Having been prompted by curiosity to look at the Websites of Western Guard and the previously aborted European students’ club, it seems to me that your comments describing the WG site, and basically the same terminology used to defame the students’ club, are subjective and not appropriate for a tax-funded public servant. You claim that the message of WG is “full of hatred and vile”; ipso facto, does this imply that such references as “white lives matter” are regarded as hateful and vile? Does the same criteria apply to “black lives matter,” for example? The implication is, as suggested by WG, that there are indeed those in positions of influence throughout the Western world who really do believe that “white lives” do not matter, and that you would be one such person.

Should the nebulous concept of “hate speech” be reintroduced into New Zealand legislation, this will indicate the intellectual and ideological bankruptcy of the multicultural proposition, which will have been shown as incapable of sustaining debate. As it is, and has long been, there is already no real debate. The reflexive reactions of those such as yourself and the Auckland University students’ association and sundry journalists, indicate this.

However, legislation on the loaded term “hate speech” will serve to provide state sanction to the bigotry that already exists in regard to any opinion deemed pro-European or in some way critical of multiculturalism. An objective assessment of such issues requires a wide range of historical knowledge which neither you nor anyone else that has condemned WG and the prior European students’ club, seemingly possess. Your answer is to outlaw such opinions, while the response of those who share your opinions on WG seems to comprise, based on the Facebook postings, with expletive-ridden abuse and threats.

When the state legislates to outlaw matters of opinion peacefully expressed, then it is elevating a policy into a dogma, and opposition becomes a heresy. That this has long been so in regard to issues such as multiculturalism is evident. However, your suggestions in regard to changes in the law make it blatantly so, and surely confirm the contentions of groups such as WG. In regard to questions of violence and abuse, there are of course other laws that deal with such matters. If someone regards slogans such as “white lives matter” as intrinsically offensive, then that surely indicates a certain anti-European bigotry on the part of the supposedly offended party. It could be argued that being offended by a slogan as “white lives matter” is itself offensive, and indicative of race-hate.
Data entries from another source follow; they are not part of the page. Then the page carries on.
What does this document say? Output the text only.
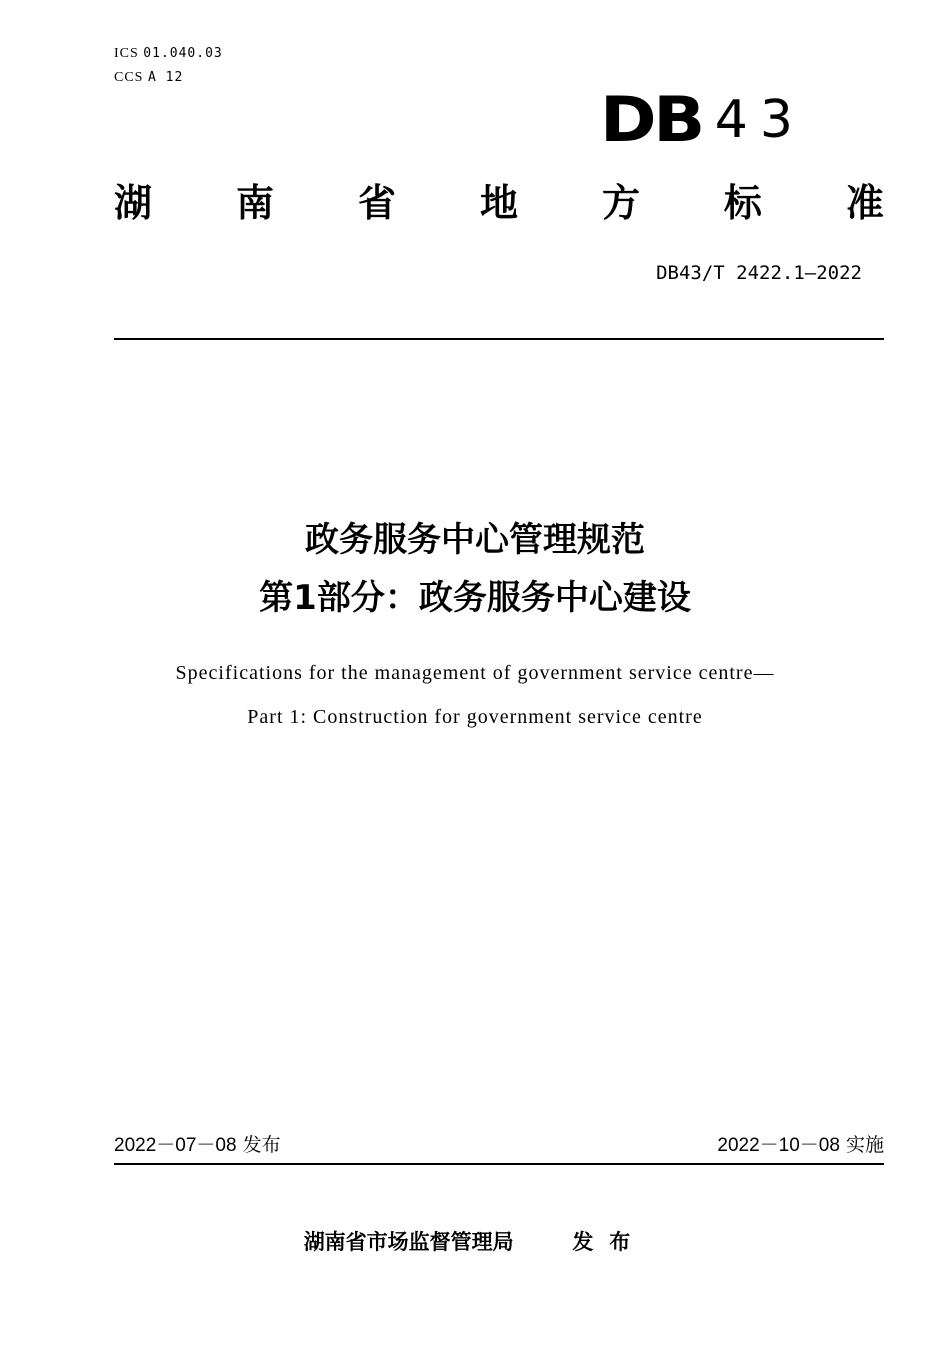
ICS 01.040.03
CCS A 12
DB 43
湖 南 省 地 方 标 准
DB43/T 2422.1—2022
政务服务中心管理规范
第1部分：政务服务中心建设
Specifications for the management of government service centre—
Part 1: Construction for government service centre
2022－07－08 发布	2022－10－08 实施
湖南省市场监督管理局	发布
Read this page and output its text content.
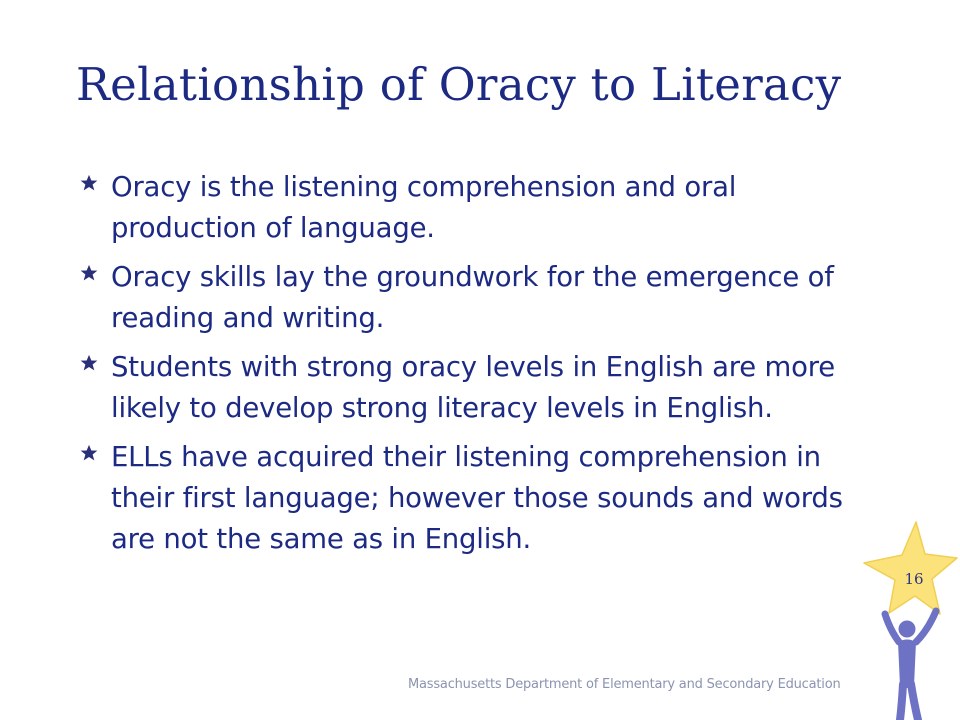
Relationship of Oracy to Literacy
Oracy is the listening comprehension and oral production of language.
Oracy skills lay the groundwork for the emergence of reading and writing.
Students with strong oracy levels in English are more likely to develop strong literacy levels in English.
ELLs have acquired their listening comprehension in their first language; however those sounds and words are not the same as in English.
Massachusetts Department of Elementary and Secondary Education
16
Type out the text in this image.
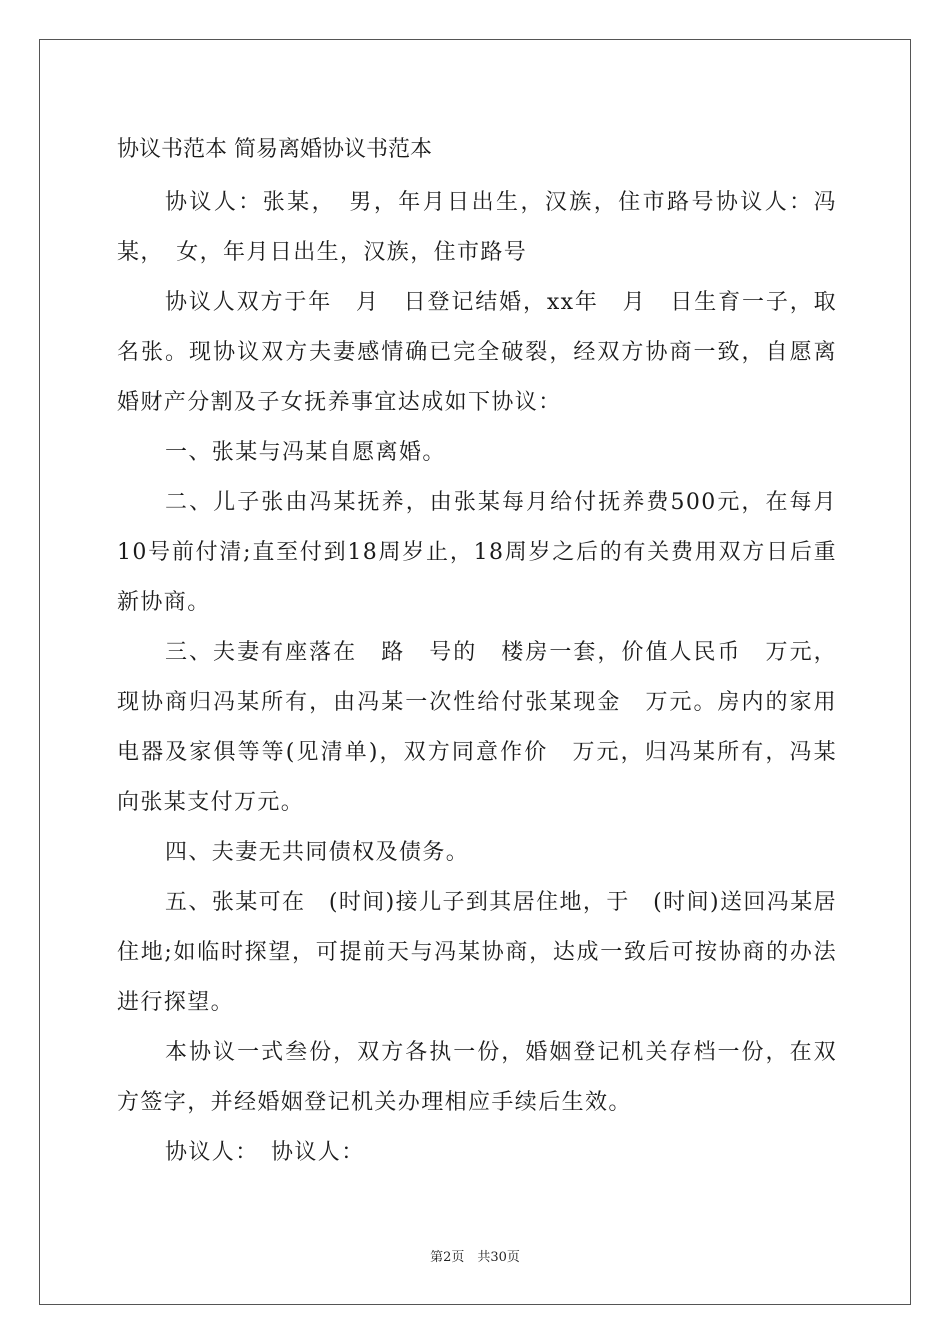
协议书范本 简易离婚协议书范本

协议人：张某，　男，年月日出生，汉族，住市路号协议人：冯某，　女，年月日出生，汉族，住市路号

协议人双方于年　月　日登记结婚，xx年　月　日生育一子，取名张。现协议双方夫妻感情确已完全破裂，经双方协商一致，自愿离婚财产分割及子女抚养事宜达成如下协议：

一、张某与冯某自愿离婚。

二、儿子张由冯某抚养，由张某每月给付抚养费500元，在每月10号前付清;直至付到18周岁止，18周岁之后的有关费用双方日后重新协商。

三、夫妻有座落在　路　号的　楼房一套，价值人民币　万元，现协商归冯某所有，由冯某一次性给付张某现金　万元。房内的家用电器及家俱等等(见清单)，双方同意作价　万元，归冯某所有，冯某向张某支付万元。

四、夫妻无共同债权及债务。

五、张某可在　(时间)接儿子到其居住地，于　(时间)送回冯某居住地;如临时探望，可提前天与冯某协商，达成一致后可按协商的办法进行探望。

本协议一式叁份，双方各执一份，婚姻登记机关存档一份，在双方签字，并经婚姻登记机关办理相应手续后生效。

协议人：　协议人：

第2页　共30页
The reactions of yourself and others in condemning such small responses to big problems as “hateful” and so on seem to be of the character of “projection,” psychologically speaking.  The targets of your wrath do not seem to have displayed anything other than relatively mildly worded opinions in favour of European heritage. Presumably you and your “type,” as it can be called, would not be satisfied with anything less than to be able to stifle anything expressing a pro-European attitude. If correct, this begs the question as to whether such groups as WG are correct in their perception that there really is an agenda among people of influence to obliterate any conception of European identity, while lauding and applauding the sundry identities of every other ethnicity; in short: hypocrisy and Europhobia.

Again, to refer to psychology, when something is repressed, it simmers and eventually boils over into extreme and destructive forms that might otherwise have been sublimated into something positive. Carl Jung made this point and gave this warning, when addressing the reasons for the rise of Hitler as a manifestation of centuries of repression of the German collective unconscious.